Thursday, 3 July 2014

Gorgeous Cinnamon Twists Recipe


These cinnamon twists (I don't really know what to call them) are AMAZING! They are soo soft inside, that they kind of melt in your mouth, and they look so beautiful! They would look fabulous on any table!





I couldn't really take some good pictures of them, because everyone wanted to eat them, so I had to hurry ;)

It's one of my favourite "cakes" now, and I honestly can't get enough of them. Well, I guess I won't be having a six pack this summer...


Ingredients:

5 dl cold milk
50 g yeast
1 big egg
1 kg flour 
150 g sugar
15 g salt
1 tsp cardamom
150 butter
1 tsp vanilla (optional)

Filling:

125 g very soft butter
125 g suger (just normal white sugar)
2 tbsp cinnamon

Also:
1 egg 
1 tbsp water
A bit sugar to sprinkle with


Instructions (it's a bit long):

Pour the cold milk in a bowl, and stir the yeast into it.
Add eggs, flour, sugar, salt, cardamom (and vanilla if you want).
Knead the dough until it’s really smooth. It takes about 20 minutes, so you’re lucky if you have a mixer.
Cut the butter into small pieces and add them to the dough (not at once but a few pieces a time).  
Knead the dough for another 20 minutes (The long kneading times are really important for the finished result).
Let the dough raise about 1½ hours in a warm place with a cloth over it.

*

Turn the dough out onto a floured surface and roll it into a rectangle – 40 cm wide and 50 cm long.
Mix the butter, sugar and cinnamon together and spread it onto the dough.

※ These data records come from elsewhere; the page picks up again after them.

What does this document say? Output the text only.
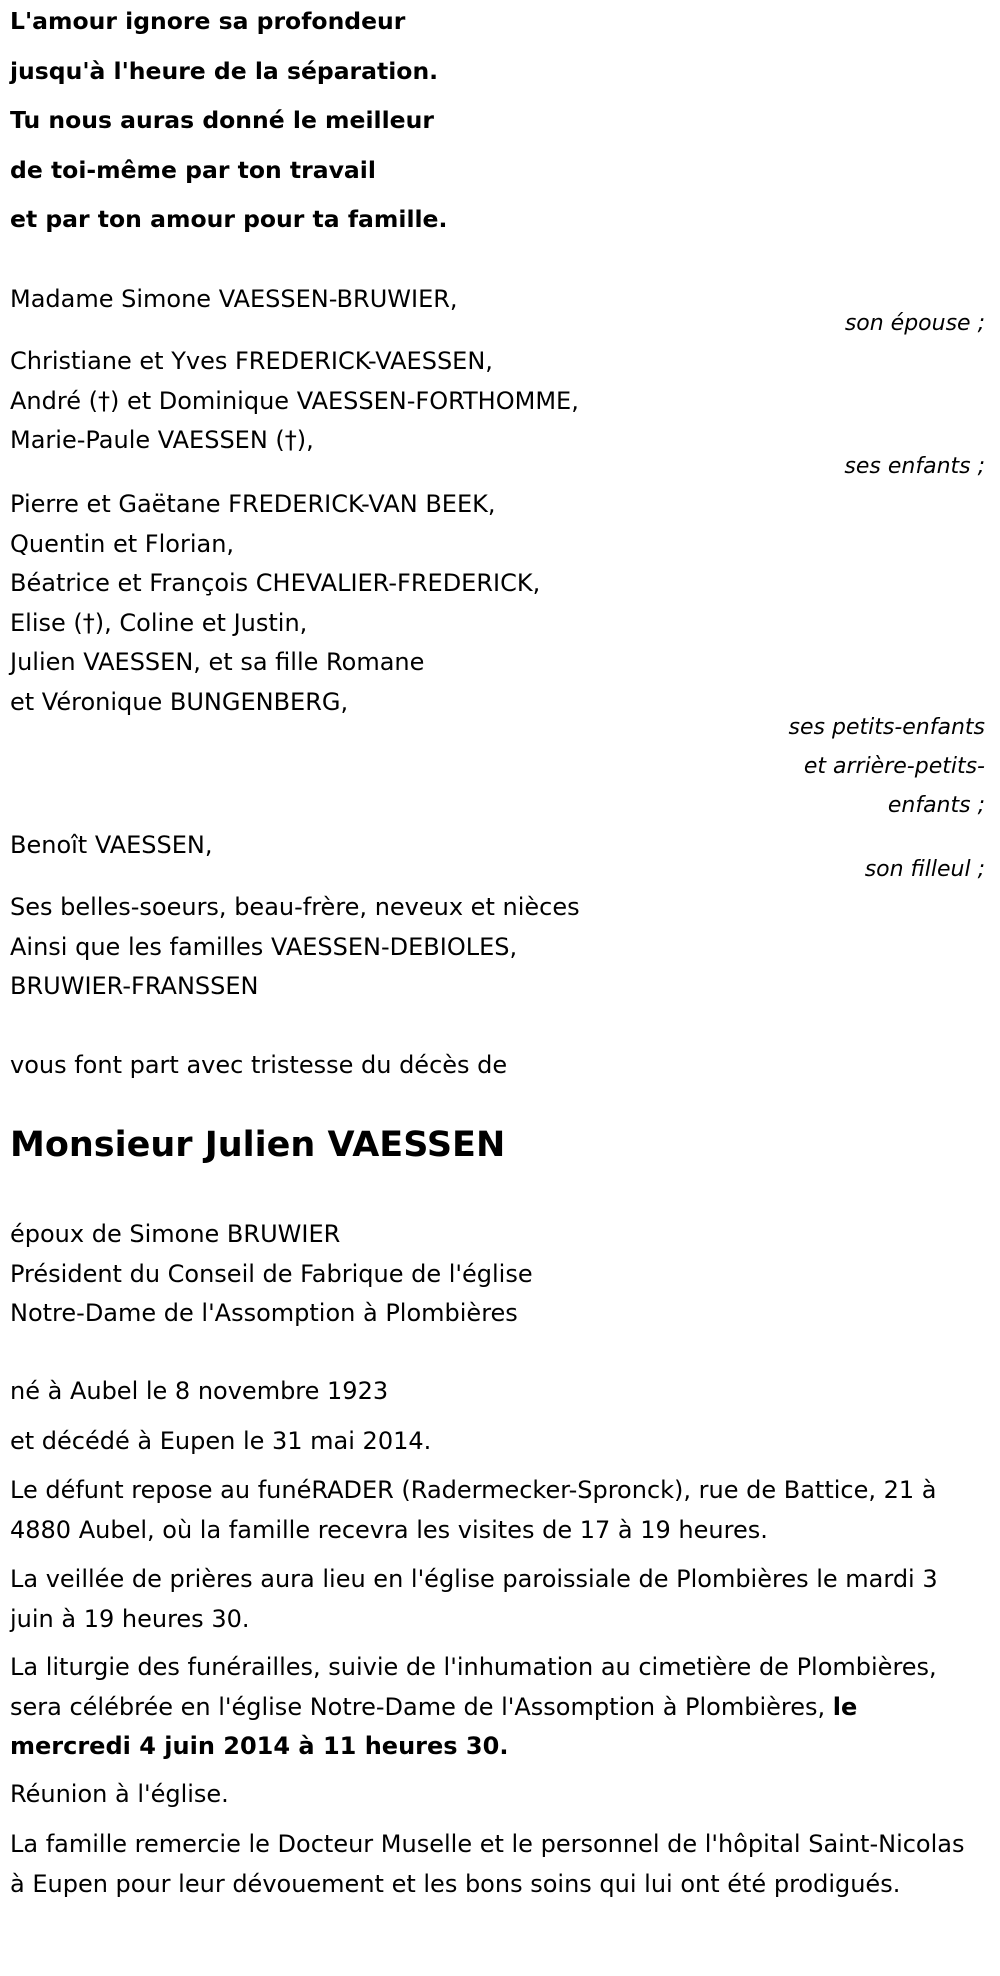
L'amour ignore sa profondeur
jusqu'à l'heure de la séparation.
Tu nous auras donné le meilleur
de toi-même par ton travail
et par ton amour pour ta famille.
Madame Simone VAESSEN-BRUWIER,
son épouse ;
Christiane et Yves FREDERICK-VAESSEN,
André (†) et Dominique VAESSEN-FORTHOMME,
Marie-Paule VAESSEN (†),
ses enfants ;
Pierre et Gaëtane FREDERICK-VAN BEEK,
Quentin et Florian,
Béatrice et François CHEVALIER-FREDERICK,
Elise (†), Coline et Justin,
Julien VAESSEN, et sa fille Romane
et Véronique BUNGENBERG,
ses petits-enfants
et arrière-petits-
enfants ;
Benoît VAESSEN,
son filleul ;
Ses belles-soeurs, beau-frère, neveux et nièces
Ainsi que les familles VAESSEN-DEBIOLES,
BRUWIER-FRANSSEN
vous font part avec tristesse du décès de
Monsieur Julien VAESSEN
époux de Simone BRUWIER
Président du Conseil de Fabrique de l'église
Notre-Dame de l'Assomption à Plombières
né à Aubel le 8 novembre 1923
et décédé à Eupen le 31 mai 2014.
Le défunt repose au funéRADER (Radermecker-Spronck), rue de Battice, 21 à 4880 Aubel, où la famille recevra les visites de 17 à 19 heures.
La veillée de prières aura lieu en l'église paroissiale de Plombières le mardi 3 juin à 19 heures 30.
La liturgie des funérailles, suivie de l'inhumation au cimetière de Plombières, sera célébrée en l'église Notre-Dame de l'Assomption à Plombières, le mercredi 4 juin 2014 à 11 heures 30.
Réunion à l'église.
La famille remercie le Docteur Muselle et le personnel de l'hôpital Saint-Nicolas à Eupen pour leur dévouement et les bons soins qui lui ont été prodigués.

Ok, here comes the kind of tricky part (keep in mind that I'm very bad at explaining stuff):

Fold a third of the dough into the middle and fold the other third over the first, so you end up with three layers
Roll the dough so it’ 30 cm wide and 50-60 cm long. Cut it into 16 strips.
Twist each strip by grasping each end and twist the dough opposite from each end, giving it 4-5 twists. Be careful and don’t squeeze too hard.
Take the twisted/winded dough strip up with one hand and twist it two times around your index and middle finger. Put the remaining bit of the strip over the two twists, place it between your index- and middle finger and pull your fingers to you so the piece of strip kinda gets stuck inside the “bun”.

*

Place the twists onto a baking tray and let them raise to double size (about 2 hours)

*

Brush them with the egg and water mixed together and sprinkle them with sugar.
Bake them at 200 C in 12-14 minutes or until they are golden brown.